Recently, the Madhya Pradesh High Court has resolved to call its subordinate judiciary the district judiciary. Optics aside, what we really require is a district judiciary that is independent and fearless.

I have always maintained that the district judiciary is the first point of contact for a citizen. It is in these munsif and magistrate courts that the citizen has his/her first brush with the law and the legal process.

It is, therefore, at that level that justice dispensation must be made easy, accessible, and affordable. Equally, it is important that judges at these levels decide cases sans fear of any administrative or judicial reprisals.

After spending a little less than a decade on the Bench, I can say without fear of contradiction that there were several cases where bail was refused as the judges in the trial court wanted to play safe by leaving the accused to obtain bail from the High Court.

The Code of Criminal Procedure makes it imperative for the accused to approach the magistrate, not because he is in the lowest rung, but, because it is the magistrate who is best placed to quickly call for the Case Diary and grant or refuse bail. The magistrate is not an intermediate station which the accused must routinely pass before he finally reaches his destination, the High Court, for his liberty. 
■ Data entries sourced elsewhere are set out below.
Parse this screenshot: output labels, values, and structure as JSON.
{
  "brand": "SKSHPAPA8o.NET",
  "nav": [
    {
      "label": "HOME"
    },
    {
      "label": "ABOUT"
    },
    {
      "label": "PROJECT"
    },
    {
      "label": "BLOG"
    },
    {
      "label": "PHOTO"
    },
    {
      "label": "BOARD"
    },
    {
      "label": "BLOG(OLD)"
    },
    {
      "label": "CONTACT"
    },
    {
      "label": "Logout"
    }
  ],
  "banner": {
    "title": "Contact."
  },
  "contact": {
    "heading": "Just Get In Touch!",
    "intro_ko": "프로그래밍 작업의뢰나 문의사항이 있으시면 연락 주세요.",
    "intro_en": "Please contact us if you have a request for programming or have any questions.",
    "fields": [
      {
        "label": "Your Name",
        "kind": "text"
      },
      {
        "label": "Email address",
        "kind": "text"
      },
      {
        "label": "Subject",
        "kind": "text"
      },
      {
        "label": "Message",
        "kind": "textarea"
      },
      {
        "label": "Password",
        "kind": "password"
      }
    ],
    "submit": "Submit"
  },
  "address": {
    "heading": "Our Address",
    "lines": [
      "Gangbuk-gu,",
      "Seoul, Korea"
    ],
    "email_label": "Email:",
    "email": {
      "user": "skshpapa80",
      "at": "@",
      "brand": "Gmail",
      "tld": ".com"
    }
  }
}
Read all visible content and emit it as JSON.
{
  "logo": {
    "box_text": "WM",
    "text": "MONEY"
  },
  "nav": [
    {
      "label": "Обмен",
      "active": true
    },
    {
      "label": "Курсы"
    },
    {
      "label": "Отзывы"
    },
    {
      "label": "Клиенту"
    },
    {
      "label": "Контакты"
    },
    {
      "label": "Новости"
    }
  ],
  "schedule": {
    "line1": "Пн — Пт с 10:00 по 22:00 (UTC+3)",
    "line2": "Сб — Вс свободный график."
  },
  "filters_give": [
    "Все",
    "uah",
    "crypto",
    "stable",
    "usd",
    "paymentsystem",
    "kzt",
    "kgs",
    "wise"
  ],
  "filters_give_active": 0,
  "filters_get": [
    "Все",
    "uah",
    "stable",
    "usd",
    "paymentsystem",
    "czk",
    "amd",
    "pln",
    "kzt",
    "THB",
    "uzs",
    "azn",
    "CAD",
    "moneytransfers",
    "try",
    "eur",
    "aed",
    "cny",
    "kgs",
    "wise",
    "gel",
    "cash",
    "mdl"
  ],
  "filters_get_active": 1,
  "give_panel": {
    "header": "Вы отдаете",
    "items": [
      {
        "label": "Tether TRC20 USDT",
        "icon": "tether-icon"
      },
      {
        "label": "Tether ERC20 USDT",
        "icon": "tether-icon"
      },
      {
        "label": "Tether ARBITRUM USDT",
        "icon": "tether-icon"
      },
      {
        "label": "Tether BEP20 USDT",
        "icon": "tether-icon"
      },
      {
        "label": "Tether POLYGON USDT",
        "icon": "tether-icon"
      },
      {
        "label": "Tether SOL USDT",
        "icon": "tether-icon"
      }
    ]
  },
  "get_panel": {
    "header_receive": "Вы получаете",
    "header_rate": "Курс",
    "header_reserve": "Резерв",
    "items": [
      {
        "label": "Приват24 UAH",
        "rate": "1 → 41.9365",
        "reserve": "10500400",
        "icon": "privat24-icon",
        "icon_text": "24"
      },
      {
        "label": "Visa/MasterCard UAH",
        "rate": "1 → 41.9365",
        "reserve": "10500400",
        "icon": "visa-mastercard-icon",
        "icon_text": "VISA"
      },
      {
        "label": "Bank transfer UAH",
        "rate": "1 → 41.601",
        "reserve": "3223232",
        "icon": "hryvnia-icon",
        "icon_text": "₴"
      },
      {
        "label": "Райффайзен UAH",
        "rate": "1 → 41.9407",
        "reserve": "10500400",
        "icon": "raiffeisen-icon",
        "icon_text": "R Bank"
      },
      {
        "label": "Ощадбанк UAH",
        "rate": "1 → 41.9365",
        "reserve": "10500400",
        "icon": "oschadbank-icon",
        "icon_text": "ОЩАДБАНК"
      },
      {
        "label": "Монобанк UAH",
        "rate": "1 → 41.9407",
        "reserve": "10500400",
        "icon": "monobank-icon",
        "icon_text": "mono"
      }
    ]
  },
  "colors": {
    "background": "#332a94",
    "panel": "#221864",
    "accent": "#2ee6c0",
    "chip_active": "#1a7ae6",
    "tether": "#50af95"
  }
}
I am not, for a moment, saying that all those who have been elevated from the ranks had displayed great talents, and that those from the Bar had lagged behind. There have been exemplars and disasters from both streams.

Instead of wagering on luck, all I now say is that there should be a system in place to redress these issues. I have offered my unsolicited opinion. What do you say?

Justice PN Prakash is a retired judge of the Madras High Court.